Bandcamp After two albums of fuzzed cosmic rock, Cologne’s Smokemaster use their third, In the Temple, to wander. This is psychedelic rock in the widest sense, a band who clearly find one room too small and keep opening doors: heavy psych, dreamy shoegaze, pulsing synth-rock, even melancholic post-punk, all stitched together by a clean, melodic vocal and a refusal to stay put. They cite the obvious touchstones, Pink Floyd, The Doors, Colour Haze, King Gizzard, and the record plays like a trip through all of them.
The first thing you notice, and the thing that carries the album, is how good it sounds. In a month of brickwalled masters, In the Temple breathes. The production is warm and analog, the dynamics left intact, drums recorded like a real kit in a real room, so the soft passages actually feel soft before the band swell back in. The title track is the high point, melodic alt-rock with a woody, natural drum sound and a vocal sitting perfectly in the mix, and “Under the Sun” is the other standout, drifting into atmospheric post-punk with genuine analog warmth and space to roam. When Smokemaster lock a groove and let the effects bloom, this is lovely, immersive stuff.

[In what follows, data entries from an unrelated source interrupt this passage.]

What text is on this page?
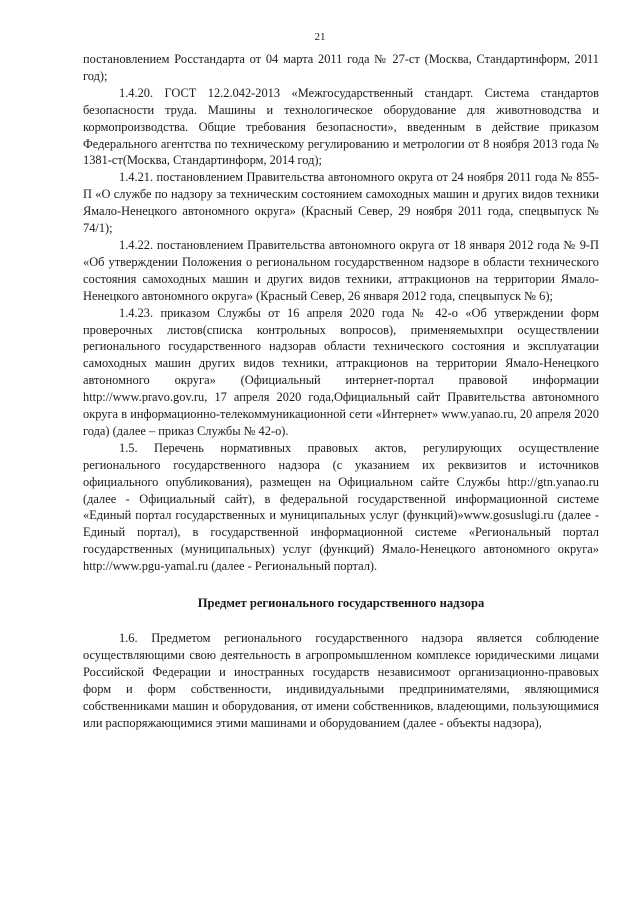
21

постановлением Росстандарта от 04 марта 2011 года № 27-ст (Москва, Стандартинформ, 2011 год);

1.4.20. ГОСТ 12.2.042-2013 «Межгосударственный стандарт. Система стандартов безопасности труда. Машины и технологическое оборудование для животноводства и кормопроизводства. Общие требования безопасности», введенным в действие приказом Федерального агентства по техническому регулированию и метрологии от 8 ноября 2013 года № 1381-ст(Москва, Стандартинформ, 2014 год);

1.4.21. постановлением Правительства автономного округа от 24 ноября 2011 года № 855-П «О службе по надзору за техническим состоянием самоходных машин и других видов техники Ямало-Ненецкого автономного округа» (Красный Север, 29 ноября 2011 года, спецвыпуск № 74/1);

1.4.22. постановлением Правительства автономного округа от 18 января 2012 года № 9-П «Об утверждении Положения о региональном государственном надзоре в области технического состояния самоходных машин и других видов техники, аттракционов на территории Ямало-Ненецкого автономного округа» (Красный Север, 26 января 2012 года, спецвыпуск № 6);

1.4.23. приказом Службы от 16 апреля 2020 года № 42-о «Об утверждении форм проверочных листов(списка контрольных вопросов), применяемыхпри осуществлении регионального государственного надзорав области технического состояния и эксплуатации самоходных машин других видов техники, аттракционов на территории Ямало-Ненецкого автономного округа» (Официальный интернет-портал правовой информации http://www.pravo.gov.ru, 17 апреля 2020 года,Официальный сайт Правительства автономного округа в информационно-телекоммуникационной сети «Интернет» www.yanao.ru, 20 апреля 2020 года) (далее – приказ Службы № 42-о).

1.5. Перечень нормативных правовых актов, регулирующих осуществление регионального государственного надзора (с указанием их реквизитов и источников официального опубликования), размещен на Официальном сайте Службы http://gtn.yanao.ru (далее - Официальный сайт), в федеральной государственной информационной системе «Единый портал государственных и муниципальных услуг (функций)»www.gosuslugi.ru (далее - Единый портал), в государственной информационной системе «Региональный портал государственных (муниципальных) услуг (функций) Ямало-Ненецкого автономного округа» http://www.pgu-yamal.ru (далее - Региональный портал).

Предмет регионального государственного надзора

1.6. Предметом регионального государственного надзора является соблюдение осуществляющими свою деятельность в агропромышленном комплексе юридическими лицами Российской Федерации и иностранных государств независимоот организационно-правовых форм и форм собственности, индивидуальными предпринимателями, являющимися собственниками машин и оборудования, от имени собственников, владеющими, пользующимися или распоряжающимися этими машинами и оборудованием (далее - объекты надзора),
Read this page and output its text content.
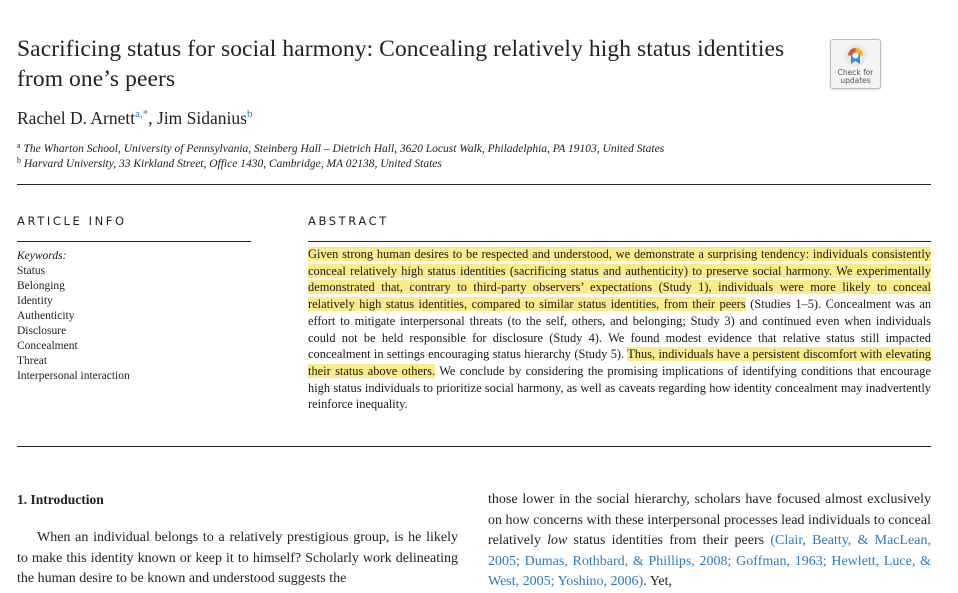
Sacrificing status for social harmony: Concealing relatively high status identities from one’s peers	Check for
updates
Rachel D. Arnett$^{a,*}$, Jim Sidanius$^b$
$^a$ The Wharton School, University of Pennsylvania, Steinberg Hall – Dietrich Hall, 3620 Locust Walk, Philadelphia, PA 19103, United States
$^b$ Harvard University, 33 Kirkland Street, Office 1430, Cambridge, MA 02138, United States
ARTICLE INFO
Keywords:
Status
Belonging
Identity
Authenticity
Disclosure
Concealment
Threat
Interpersonal interaction
ABSTRACT

Given strong human desires to be respected and understood, we demonstrate a surprising tendency: individuals consistently conceal relatively high status identities (sacrificing status and authenticity) to preserve social harmony. We experimentally demonstrated that, contrary to third-party observers’ expectations (Study 1), individuals were more likely to conceal relatively high status identities, compared to similar status identities, from their peers (Studies 1–5). Concealment was an effort to mitigate interpersonal threats (to the self, others, and belonging; Study 3) and continued even when individuals could not be held responsible for disclosure (Study 4). We found modest evidence that relative status still impacted concealment in settings encouraging status hierarchy (Study 5). Thus, individuals have a persistent discomfort with elevating their status above others. We conclude by considering the promising implications of identifying conditions that encourage high status individuals to prioritize social harmony, as well as caveats regarding how identity concealment may inadvertently reinforce inequality.

1. Introduction

When an individual belongs to a relatively prestigious group, is he likely to make this identity known or keep it to himself? Scholarly work delineating the human desire to be known and understood suggests the

those lower in the social hierarchy, scholars have focused almost exclusively on how concerns with these interpersonal processes lead individuals to conceal relatively low status identities from their peers (Clair, Beatty, & MacLean, 2005; Dumas, Rothbard, & Phillips, 2008; Goffman, 1963; Hewlett, Luce, & West, 2005; Yoshino, 2006). Yet,
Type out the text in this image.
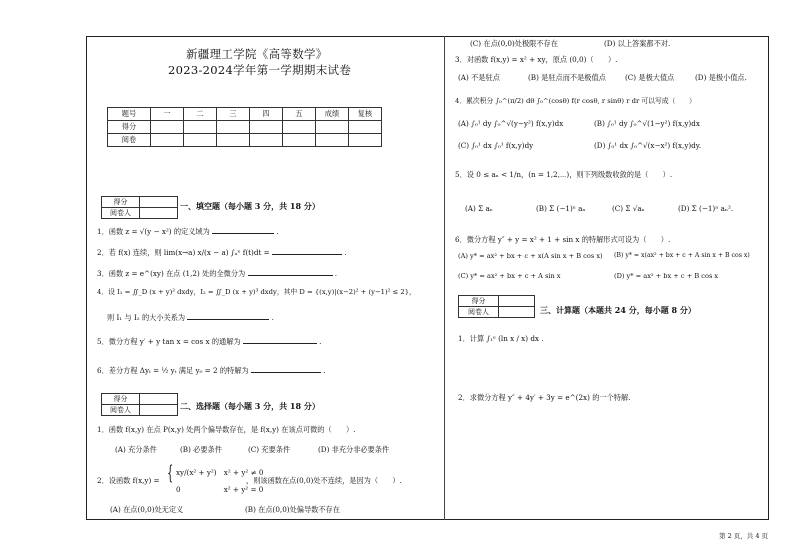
新疆理工学院《高等数学》
2023-2024学年第一学期期末试卷
题号	一	二	三	四	五	成绩	复核
得分							
阅卷							
得分	
阅卷人	
一、填空题（每小题 3 分，共 18 分）
1．函数 z = √(y − x²) 的定义域为	.
2．若 f(x) 连续，则 lim(x→a) x/(x − a) ∫ₐˣ f(t)dt =	.
3．函数 z = e^(xy) 在点 (1,2) 处的全微分为	.
4．设 I₁ = ∬_D (x + y)² dxdy，I₂ = ∬_D (x + y)³ dxdy，其中 D = {(x,y)|(x−2)² + (y−1)² ≤ 2}，
则 I₁ 与 I₂ 的大小关系为	.
5．微分方程 y′ + y tan x = cos x 的通解为	.
6．差分方程 Δyₜ = ½ yₜ 满足 y₀ = 2 的特解为	.
得分	
阅卷人		二、选择题（每小题 3 分，共 18 分）
1．函数 f(x,y) 在点 P(x,y) 处两个偏导数存在，是 f(x,y) 在该点可微的（　　）.
(A) 充分条件	(B) 必要条件	(C) 充要条件	(D) 非充分非必要条件
2．设函数 f(x,y) = { xy/(x² + y²)　x² + y² ≠ 0
0　　　　　　x² + y² = 0
，则该函数在点(0,0)处不连续，是因为（　　）.
(A) 在点(0,0)处无定义	(B) 在点(0,0)处偏导数不存在
(C) 在点(0,0)处极限不存在	(D) 以上答案都不对.
3．对函数 f(x,y) = x² + xy，原点 (0,0)（　　）.
(A) 不是驻点	(B) 是驻点而不是极值点	(C) 是极大值点	(D) 是极小值点.
4．累次积分 ∫₀^(π/2) dθ ∫₀^(cosθ) f(r cosθ, r sinθ) r dr 可以写成（　　）
(A) ∫₀¹ dy ∫₀^√(y−y²) f(x,y)dx	(B) ∫₀¹ dy ∫₀^√(1−y²) f(x,y)dx
(C) ∫₀¹ dx ∫₀¹ f(x,y)dy	(D) ∫₀¹ dx ∫₀^√(x−x²) f(x,y)dy.
5．设 0 ≤ aₙ < 1/n，(n = 1,2,⋯)，则下列级数收敛的是（　　）.
(A) Σ aₙ	(B) Σ (−1)ⁿ aₙ	(C) Σ √aₙ	(D) Σ (−1)ⁿ aₙ².
6．微分方程 y″ + y = x² + 1 + sin x 的特解形式可设为（　　）.
(A) y* = ax² + bx + c + x(A sin x + B cos x) (B) y* = x(ax² + bx + c + A sin x + B cos x)
(C) y* = ax² + bx + c + A sin x	(D) y* = ax² + bx + c + B cos x
得分	
阅卷人		三、计算题（本题共 24 分，每小题 8 分）
1．计算 ∫₁ᵉ (ln x / x) dx .
2．求微分方程 y″ + 4y′ + 3y = e^(2x) 的一个特解.
第 2 页，共 4 页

The wandering is also the catch. Across ten tracks the band roam so far that the record loses a little of its identity, and not every room is as well furnished. “Down in the Salt Mines” is the clearest dip, sterile and programmed-sounding where the rest is warm and live, its polished synth-pop sheen at odds with everything around it. Elsewhere the heavier moments would hit harder with a bit more dirt and bite on the lead guitars, which lean atmospheric where a little aggression would land the payoff, and the low mids occasionally clog up when the arrangements get dense. It is the sound of a band rich in ideas still deciding which ones are theirs.
In the Temple is an adventurous, warmly produced psych record that rewards getting lost in it, and after a run of records fighting their own masters, hearing one that simply breathes is a pleasure. A tighter focus and a touch more grit would turn the sprawl into a statement. As it is, it is a generous, likeable journey from a band with range to spare, even if they have not quite decided where they are going.
In the Temple is wide-ranging psychedelic rock that moves from heavy psych through shoegaze, synth-rock and post-punk, tied together by clean melodic vocals. Its biggest strength is the production: warm, analog and genuinely dynamic, free of the modern brickwall loudness, so the quiet passages breathe before the band swell back in (“In the Temple” and “Under the Sun” are the clearest showcases). The reservations are consistency and focus: “Down in the Salt Mines” sounds sterile and programmed against the otherwise live, warm feel, the distorted lead guitars often stay atmospheric where more bite would help, and the low mids clog slightly in the densest arrangements. An adventurous, immersive record, a little unfocused but a welcome break from over-compressed mixes.